2. Comfort aim - early healing experience
o Compare how much pain patients feel during the first week after each procedure, using a simple daily pain scale (0 = no pain, 10 = worst possible pain).
3. Appearance aim - color and texture match
o Judge how well the new gum created by each method blends in with nearby gum (color and surface feel) six months after surgery, using standardized photographs and a validated rating sheet.
4. Efficiency aim - surgery time
o Record and compare the time the periodontist needs to complete each type of procedure, to see if Star Matrix shortens time in the chair for patients and clinicians.

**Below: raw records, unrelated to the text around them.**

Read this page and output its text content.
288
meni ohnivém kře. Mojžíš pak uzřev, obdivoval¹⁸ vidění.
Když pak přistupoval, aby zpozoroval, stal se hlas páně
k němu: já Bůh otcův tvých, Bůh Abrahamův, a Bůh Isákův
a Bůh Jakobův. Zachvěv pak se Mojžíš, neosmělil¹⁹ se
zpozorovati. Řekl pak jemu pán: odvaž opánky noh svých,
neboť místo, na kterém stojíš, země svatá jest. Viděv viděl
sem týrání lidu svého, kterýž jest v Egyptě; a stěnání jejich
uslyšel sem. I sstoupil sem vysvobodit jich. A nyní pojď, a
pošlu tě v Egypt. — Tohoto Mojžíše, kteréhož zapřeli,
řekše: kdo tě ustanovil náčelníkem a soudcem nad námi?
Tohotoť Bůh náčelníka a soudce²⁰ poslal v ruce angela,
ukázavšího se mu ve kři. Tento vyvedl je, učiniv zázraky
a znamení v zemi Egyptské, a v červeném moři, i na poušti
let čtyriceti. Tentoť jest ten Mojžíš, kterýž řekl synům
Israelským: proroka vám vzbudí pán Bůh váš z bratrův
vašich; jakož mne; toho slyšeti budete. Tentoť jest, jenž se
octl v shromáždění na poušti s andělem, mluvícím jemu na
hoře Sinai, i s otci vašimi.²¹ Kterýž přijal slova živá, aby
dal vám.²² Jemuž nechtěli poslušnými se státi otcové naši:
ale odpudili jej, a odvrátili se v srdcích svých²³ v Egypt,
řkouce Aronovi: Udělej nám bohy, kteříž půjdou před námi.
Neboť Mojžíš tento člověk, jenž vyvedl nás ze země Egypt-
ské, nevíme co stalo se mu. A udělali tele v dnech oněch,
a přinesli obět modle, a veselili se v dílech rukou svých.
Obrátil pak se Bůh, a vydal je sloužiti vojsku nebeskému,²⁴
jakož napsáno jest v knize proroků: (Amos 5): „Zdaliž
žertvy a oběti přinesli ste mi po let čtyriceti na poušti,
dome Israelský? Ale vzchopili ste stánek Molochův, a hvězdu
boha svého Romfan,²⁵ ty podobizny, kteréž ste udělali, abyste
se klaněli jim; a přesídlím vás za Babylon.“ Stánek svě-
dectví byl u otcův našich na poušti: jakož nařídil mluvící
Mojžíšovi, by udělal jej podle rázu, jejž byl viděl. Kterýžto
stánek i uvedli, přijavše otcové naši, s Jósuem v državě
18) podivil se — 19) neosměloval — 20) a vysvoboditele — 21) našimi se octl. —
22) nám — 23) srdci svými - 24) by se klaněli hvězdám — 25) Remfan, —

5. Exploratory aim - tissue quality (optional) o In volunteers who give permission, collect a very small gum sample (2x2 mm2) at six months to look under the microscope and describe how Star Matrix has been replaced by the patient's own tissue.
These aims will show whether Star Matrix can provide equal or better gum growth with less pain and surgical time, potentially giving patients a single-site, more comfortable alternative to current care.